Kandern Wird Ausbau gefördert?

Markus Adler
Keine Chance verpassen möchte die IG „Pro Kandertalbahn“ bei einer möglichen Reaktivierungsentscheidung. Foto: Beatrice Ehrlich

Bei der Kandertalbahn verlangen die Interessengemeinschaft (IG) und der grüne Abgeordnete Josha Frey, dass der Landkreis die sehr günstigen Fördermöglichkeiten für die Reaktivierung nutzt.

Die Diskussion um die Reaktivierung der Kandertalbahn kommt in Gang. In einer Pressemitteilung melden sich sowohl die Interessengemeinschaft (IG) „Pro Kandertalbahn“ als auch der grüne Landtagsabgeordnete Josha Frey zu Wort. Sie fordern beide den Landkreis Lörrach auf, die aktuell günstigen Rahmenbedingungen für eine Reaktivierung zu nutzen.

Der Landkreis lässt durchblicken, dass er bei der Elektrifizierung der Hochrrheinbahn und dem Ausbau der Garten- und Wiesentalbahn andere Erfahrungen in Sachen Förderung gemacht habe. Die fast vollständige komplette Übernahme des Infrastrukturausbaus durch Dritte entspreche „nicht unseren Erfahrungen“, heißt es aus dem Landratsamt.

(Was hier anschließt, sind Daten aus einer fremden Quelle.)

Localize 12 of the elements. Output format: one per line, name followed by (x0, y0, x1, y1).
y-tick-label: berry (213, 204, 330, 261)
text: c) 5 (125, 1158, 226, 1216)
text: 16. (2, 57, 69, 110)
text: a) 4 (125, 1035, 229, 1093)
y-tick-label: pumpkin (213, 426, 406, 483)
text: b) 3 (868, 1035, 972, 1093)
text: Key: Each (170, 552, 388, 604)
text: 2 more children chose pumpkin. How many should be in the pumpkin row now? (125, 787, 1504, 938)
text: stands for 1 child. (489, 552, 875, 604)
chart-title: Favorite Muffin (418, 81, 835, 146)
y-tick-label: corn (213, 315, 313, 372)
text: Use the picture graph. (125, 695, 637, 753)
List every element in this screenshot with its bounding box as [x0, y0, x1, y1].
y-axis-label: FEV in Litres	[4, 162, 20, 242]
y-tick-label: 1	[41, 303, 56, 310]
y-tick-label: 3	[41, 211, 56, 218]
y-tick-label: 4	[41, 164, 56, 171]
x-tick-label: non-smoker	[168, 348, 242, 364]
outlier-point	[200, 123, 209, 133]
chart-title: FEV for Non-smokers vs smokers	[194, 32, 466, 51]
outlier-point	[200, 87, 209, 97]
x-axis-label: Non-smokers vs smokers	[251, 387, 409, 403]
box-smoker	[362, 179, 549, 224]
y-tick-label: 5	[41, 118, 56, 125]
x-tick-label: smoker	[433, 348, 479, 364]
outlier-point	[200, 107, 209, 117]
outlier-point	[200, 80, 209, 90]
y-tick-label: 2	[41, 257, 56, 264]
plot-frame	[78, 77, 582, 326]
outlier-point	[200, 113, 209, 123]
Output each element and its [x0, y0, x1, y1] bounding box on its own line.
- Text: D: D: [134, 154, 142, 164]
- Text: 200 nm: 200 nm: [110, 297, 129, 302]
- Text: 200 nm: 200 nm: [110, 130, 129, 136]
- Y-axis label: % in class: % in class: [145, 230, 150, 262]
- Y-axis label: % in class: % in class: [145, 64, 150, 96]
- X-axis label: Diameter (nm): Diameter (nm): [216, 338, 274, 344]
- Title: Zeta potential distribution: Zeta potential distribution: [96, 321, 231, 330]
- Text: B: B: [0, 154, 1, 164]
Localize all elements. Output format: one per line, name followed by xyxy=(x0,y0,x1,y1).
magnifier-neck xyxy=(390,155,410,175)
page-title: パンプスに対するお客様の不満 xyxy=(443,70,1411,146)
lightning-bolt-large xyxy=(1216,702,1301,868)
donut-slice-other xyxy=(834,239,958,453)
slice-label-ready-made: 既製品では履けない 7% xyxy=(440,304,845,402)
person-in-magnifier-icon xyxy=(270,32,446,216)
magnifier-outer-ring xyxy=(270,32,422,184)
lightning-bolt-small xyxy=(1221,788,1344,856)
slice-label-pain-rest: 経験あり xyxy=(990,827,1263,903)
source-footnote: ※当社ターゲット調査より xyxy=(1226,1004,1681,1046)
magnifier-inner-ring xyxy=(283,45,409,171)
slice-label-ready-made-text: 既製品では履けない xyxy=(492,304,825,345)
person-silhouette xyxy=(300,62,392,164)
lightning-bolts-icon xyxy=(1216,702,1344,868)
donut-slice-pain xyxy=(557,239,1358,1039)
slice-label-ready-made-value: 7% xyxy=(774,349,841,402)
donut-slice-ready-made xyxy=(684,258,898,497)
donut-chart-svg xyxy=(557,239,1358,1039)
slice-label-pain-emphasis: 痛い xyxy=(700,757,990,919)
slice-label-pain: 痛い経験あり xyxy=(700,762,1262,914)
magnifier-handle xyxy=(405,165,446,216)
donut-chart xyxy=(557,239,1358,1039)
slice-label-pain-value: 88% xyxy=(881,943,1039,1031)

Markus Kern bringt die aus Sicht der IG zu zögerliche Haltung des Landkreises Lörrach so auf den Punkt: „Noch vor der Präsentation der Ergebnisse der Ingenieurstudie kursieren bereits jetzt seit Anfang Mai Schreiben in der Verwaltung, die ein Ende der Untersuchungen einer Reaktivierung fordern, obwohl man die S-Bahn quasi geschenkt bekommt.“

IG sieht deutliche Mängel beim SMA-Gutachten

Die IG erneuert ihre Kritik am SMA-Gutachten von 2022, das nach inzwischen geänderten Bewertungskriterien einen ungünstigen Nutzen-Kosten-Faktor von 0,28 ergeben hatte. Insbesondere die Erstellungkosten für die Strecke seien fast doppelt so hoch angesetzt, außerdem wurden einige Rahmenbedingungen wie Reaktivierungskosten und Fahrtzeit nicht optimiert dargestellt, um ein möglichst gutes Ergebnis zu erzielen. Außerdem werde das Fahrgastpotenzial nur für den reinen Streckenabschnitt zwischen Haltingen und Kandern betrachtet. Vielmehr sei es aber notwendig. Pendlerströme nach Weil oder bis nach Basel zu betrachten.

Ingenieurbericht vom gleichen Büro

Die IG hätte sich ein anderes Büro für den vertiefenden Ingenieurbericht gewünscht, der Ende Juni im Landratsamt den Mitgliedern der Arbeitsgruppe S-Bahn vorgestellt worden sei. Insbesondere die Zusage des Landes, dass 99 Prozent der Reaktivierungskosten übernommen würden und die Betriebskosten bei einem positiven Nutzen-Kosten-Faktor größer eins seien bislang nicht berücksichtigt worden. Außerdem seien die Fahrtzeiten des alternativen Buskonzepts angesichts der täglichen Verkehrslage sehr knapp kalkuliert.

Frey: Buszeiten sind zu optimistisch angesetzt

Der grüne Landtagsabgeordnete Josha Frey fordert die Entscheidungsträger auf, die positiven Äußerungen von Ministerialdirektor Berthold Frieß vom Stuttgarter Verkehrsministerium beim Jubiläum der S-Bahn in Lörrach aufzugreifen. „Die Signale für die Reaktivierung stehen seitens des Landes auf Grün“, sagt der Politiker und wünscht sich, dass die Verantwortlichen die Weichen so stellen, dass das Projekt vorankommt. Und zwar möglichst bald, da die Rahmenbedingungen gerade günstig seien.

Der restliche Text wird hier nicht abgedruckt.